Election Day: Bring It On!
Although I have often enjoyed being in the sometimes-center of the political universe by living in the First-in-the-Nation-Primary-State of New Hampshire, I’m so ready for the campaigns to be over. Aren’t you?
I feel like I’m being assaulted daily by campaign ads on television, the radio, in my newspaper and in my mailbox.
Please, just make it stop. November 6th cannot come soon enough.
I am not imagining this onslaught. The Manchester Union Leader reports that between Jan. 11 – the day after New Hampshire’s presidential primary – and Friday, Oct. 19, a whopping 16,369 political commercials for president, governor and Congress ran on the only television station based in our state, alone.
Unfortunately, I think I’ve seen all of them. And I fear there will be at least 16,000 more before Election Day.
When it comes to the presidential race, my tiny state with a population of just 1.3 million – smaller than most major cities – is home to only FOUR electoral votes.
Yet, so far, the presidential campaigns and outside issue groups have spent $33.7 million since May 1 to try to get those votes in NH, spending it on TV advertising in NH, as well as stations in Vermont, Maine and the Boston area – all of which reach NH voters – and I’m writing this two weeks before the election. This spending is good news for the stations, but not for me or my fellow Granite Staters, I assure you.
Consider that the only thing I watch on television is the news. So not only am I hearing about the candidates via their TV ads, most of which are just plain nasty or carefully calculated to make me think their candidate is America’s No. 1 patriot, I’m also hearing about them on the news.
I can’t take it anymore.
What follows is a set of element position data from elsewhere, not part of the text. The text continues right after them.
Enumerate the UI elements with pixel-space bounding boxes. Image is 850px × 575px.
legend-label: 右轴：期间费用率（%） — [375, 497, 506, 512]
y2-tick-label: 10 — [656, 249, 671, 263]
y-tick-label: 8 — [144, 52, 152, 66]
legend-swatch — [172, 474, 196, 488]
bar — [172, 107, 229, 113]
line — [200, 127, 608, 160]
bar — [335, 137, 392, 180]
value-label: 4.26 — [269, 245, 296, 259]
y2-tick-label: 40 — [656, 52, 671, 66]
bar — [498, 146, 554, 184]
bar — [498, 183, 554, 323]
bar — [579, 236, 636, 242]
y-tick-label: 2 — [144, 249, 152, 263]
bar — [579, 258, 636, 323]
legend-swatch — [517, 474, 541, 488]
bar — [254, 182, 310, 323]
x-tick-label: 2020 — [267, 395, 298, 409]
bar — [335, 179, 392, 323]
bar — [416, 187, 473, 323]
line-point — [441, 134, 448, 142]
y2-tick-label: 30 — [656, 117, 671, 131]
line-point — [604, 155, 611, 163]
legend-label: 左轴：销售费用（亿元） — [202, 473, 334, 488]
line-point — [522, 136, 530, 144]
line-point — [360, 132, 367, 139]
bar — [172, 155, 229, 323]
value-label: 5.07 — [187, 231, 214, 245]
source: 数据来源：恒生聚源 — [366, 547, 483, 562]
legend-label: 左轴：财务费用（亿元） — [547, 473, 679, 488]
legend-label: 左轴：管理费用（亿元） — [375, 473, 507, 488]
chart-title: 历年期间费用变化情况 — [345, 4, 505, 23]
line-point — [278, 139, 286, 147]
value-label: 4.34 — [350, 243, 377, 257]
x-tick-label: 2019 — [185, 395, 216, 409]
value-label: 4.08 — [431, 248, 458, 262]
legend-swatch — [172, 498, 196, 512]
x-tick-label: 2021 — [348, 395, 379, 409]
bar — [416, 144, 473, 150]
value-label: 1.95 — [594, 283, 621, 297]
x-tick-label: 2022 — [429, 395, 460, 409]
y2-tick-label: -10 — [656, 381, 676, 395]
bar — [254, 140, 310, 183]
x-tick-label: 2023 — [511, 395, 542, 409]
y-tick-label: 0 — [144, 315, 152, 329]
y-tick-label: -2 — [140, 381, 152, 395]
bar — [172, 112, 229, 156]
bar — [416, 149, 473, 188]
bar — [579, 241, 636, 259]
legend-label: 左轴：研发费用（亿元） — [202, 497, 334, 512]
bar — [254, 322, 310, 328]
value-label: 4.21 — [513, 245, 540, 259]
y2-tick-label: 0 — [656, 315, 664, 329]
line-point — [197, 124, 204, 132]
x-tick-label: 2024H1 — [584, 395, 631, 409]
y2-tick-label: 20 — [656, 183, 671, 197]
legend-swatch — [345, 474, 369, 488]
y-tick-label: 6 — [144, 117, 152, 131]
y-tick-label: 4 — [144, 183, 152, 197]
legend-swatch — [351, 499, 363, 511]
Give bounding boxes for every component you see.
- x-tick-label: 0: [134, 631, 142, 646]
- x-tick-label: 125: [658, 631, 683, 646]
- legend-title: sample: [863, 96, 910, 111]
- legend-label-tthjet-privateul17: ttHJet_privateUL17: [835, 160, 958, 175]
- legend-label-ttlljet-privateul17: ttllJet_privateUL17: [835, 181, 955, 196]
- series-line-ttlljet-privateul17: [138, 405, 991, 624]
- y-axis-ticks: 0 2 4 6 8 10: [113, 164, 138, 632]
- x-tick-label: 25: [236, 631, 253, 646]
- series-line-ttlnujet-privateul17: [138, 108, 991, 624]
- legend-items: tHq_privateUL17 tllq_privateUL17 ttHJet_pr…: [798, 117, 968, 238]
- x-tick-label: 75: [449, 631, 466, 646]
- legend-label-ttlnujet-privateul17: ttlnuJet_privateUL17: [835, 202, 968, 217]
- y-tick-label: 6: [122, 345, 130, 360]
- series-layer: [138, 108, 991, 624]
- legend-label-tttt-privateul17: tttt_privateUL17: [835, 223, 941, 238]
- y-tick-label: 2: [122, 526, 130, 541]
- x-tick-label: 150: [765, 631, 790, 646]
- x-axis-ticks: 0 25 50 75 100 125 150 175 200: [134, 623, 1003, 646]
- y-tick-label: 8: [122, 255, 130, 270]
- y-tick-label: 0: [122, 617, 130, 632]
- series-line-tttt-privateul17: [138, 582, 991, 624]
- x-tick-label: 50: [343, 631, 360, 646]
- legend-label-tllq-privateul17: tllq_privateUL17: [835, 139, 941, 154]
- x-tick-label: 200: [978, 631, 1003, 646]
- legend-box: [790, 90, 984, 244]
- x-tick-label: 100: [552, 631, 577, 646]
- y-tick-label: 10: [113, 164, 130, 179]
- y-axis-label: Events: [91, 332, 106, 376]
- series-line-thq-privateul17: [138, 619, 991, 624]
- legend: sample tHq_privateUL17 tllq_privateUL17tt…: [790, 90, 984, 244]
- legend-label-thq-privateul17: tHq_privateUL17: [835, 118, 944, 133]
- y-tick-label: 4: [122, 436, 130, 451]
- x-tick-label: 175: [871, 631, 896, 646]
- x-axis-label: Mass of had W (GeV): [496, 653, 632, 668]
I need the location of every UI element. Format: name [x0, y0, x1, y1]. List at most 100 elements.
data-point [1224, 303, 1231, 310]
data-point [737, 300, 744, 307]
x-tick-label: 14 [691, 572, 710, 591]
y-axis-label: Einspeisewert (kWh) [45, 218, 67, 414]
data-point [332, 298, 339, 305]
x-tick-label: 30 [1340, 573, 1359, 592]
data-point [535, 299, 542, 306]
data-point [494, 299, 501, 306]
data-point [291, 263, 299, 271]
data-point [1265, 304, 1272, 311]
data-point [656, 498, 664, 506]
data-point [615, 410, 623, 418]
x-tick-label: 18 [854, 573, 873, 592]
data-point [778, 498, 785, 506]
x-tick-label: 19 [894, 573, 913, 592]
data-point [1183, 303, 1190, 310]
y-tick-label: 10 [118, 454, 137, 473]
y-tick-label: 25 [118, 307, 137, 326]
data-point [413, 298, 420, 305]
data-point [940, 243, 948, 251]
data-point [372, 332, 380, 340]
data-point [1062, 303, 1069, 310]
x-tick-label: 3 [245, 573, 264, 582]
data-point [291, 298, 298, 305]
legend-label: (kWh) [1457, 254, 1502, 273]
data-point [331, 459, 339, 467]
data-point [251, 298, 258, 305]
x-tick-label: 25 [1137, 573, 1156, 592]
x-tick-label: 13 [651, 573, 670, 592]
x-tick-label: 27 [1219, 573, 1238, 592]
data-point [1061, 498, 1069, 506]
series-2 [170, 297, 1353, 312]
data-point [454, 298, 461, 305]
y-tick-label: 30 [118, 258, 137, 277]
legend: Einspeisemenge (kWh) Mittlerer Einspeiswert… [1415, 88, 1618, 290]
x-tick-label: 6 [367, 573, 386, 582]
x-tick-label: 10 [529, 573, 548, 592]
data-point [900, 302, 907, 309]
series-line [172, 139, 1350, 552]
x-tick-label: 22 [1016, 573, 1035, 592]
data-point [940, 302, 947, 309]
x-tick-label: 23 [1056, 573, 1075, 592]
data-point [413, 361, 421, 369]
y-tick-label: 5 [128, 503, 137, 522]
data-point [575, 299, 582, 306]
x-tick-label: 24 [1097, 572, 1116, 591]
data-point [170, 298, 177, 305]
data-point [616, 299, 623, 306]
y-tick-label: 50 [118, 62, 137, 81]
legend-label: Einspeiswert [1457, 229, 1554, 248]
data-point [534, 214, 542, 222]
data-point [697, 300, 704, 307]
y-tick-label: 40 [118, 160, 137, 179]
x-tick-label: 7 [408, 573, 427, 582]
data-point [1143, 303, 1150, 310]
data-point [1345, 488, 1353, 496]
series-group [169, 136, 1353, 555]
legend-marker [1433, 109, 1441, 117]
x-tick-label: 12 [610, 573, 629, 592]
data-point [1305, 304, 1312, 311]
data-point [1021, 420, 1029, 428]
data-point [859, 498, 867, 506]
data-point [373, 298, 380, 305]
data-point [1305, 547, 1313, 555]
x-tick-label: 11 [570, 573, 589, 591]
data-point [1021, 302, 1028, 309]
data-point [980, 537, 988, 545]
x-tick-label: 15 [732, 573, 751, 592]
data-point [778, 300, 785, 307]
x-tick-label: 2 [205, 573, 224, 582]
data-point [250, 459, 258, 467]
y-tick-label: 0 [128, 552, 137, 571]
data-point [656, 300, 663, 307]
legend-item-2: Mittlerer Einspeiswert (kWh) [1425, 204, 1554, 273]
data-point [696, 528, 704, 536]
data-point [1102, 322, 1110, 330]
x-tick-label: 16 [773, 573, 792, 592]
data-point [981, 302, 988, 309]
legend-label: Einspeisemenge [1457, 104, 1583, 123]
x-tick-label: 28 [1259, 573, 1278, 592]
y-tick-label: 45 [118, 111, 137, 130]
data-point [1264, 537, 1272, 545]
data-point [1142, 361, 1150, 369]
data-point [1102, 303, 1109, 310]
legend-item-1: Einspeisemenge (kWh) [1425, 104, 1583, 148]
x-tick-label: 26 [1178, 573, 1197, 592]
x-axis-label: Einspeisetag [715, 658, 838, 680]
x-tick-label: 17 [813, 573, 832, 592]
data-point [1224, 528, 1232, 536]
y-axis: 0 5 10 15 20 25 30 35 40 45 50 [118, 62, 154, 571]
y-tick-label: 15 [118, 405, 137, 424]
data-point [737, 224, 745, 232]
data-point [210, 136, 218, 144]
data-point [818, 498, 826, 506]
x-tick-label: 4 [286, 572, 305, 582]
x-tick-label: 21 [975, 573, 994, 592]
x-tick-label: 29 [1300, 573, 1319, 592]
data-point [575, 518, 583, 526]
I want to be an informed voter but how do you believe any of these ads, especially when one makes a specific point about the challenger and his or her opponent says exactly the opposite? Can’t we have political ad fact checkers?
What am I saying? We can’t even get consistent debate fact-checkers. I guess the bigger question is: Do facts even matter?
Consider that one-third of U.S. voters will cast their ballots BEFORE Election Day. So who are these ads targeting? According to the Union Leader, they’re after the 6 to 9 percent of NH voters who haven’t decided (really – is anyone STILL undecided?) and another 10 percent who might be swayed. In NH we don’t have early voting so these ads will pummel us until the end.
Imagine what would happen if the millions being spent on political advertising in New Hampshire and other states were spent on some of the problems the candidates are talking about.
That might mean fewer ads, too.
I suppose I could dwell on this for a while, but right now I’m mostly thinking about how quiet it’s going to be on November 7th when instead of being bombarded by political ads, it might be quiet enough that we can reflect upon what our country is going to look like over the next few years.
And no matter who wins, I think most of us are going to be relieved that the campaigns are over!
I'm Pat Remick and I approved this message.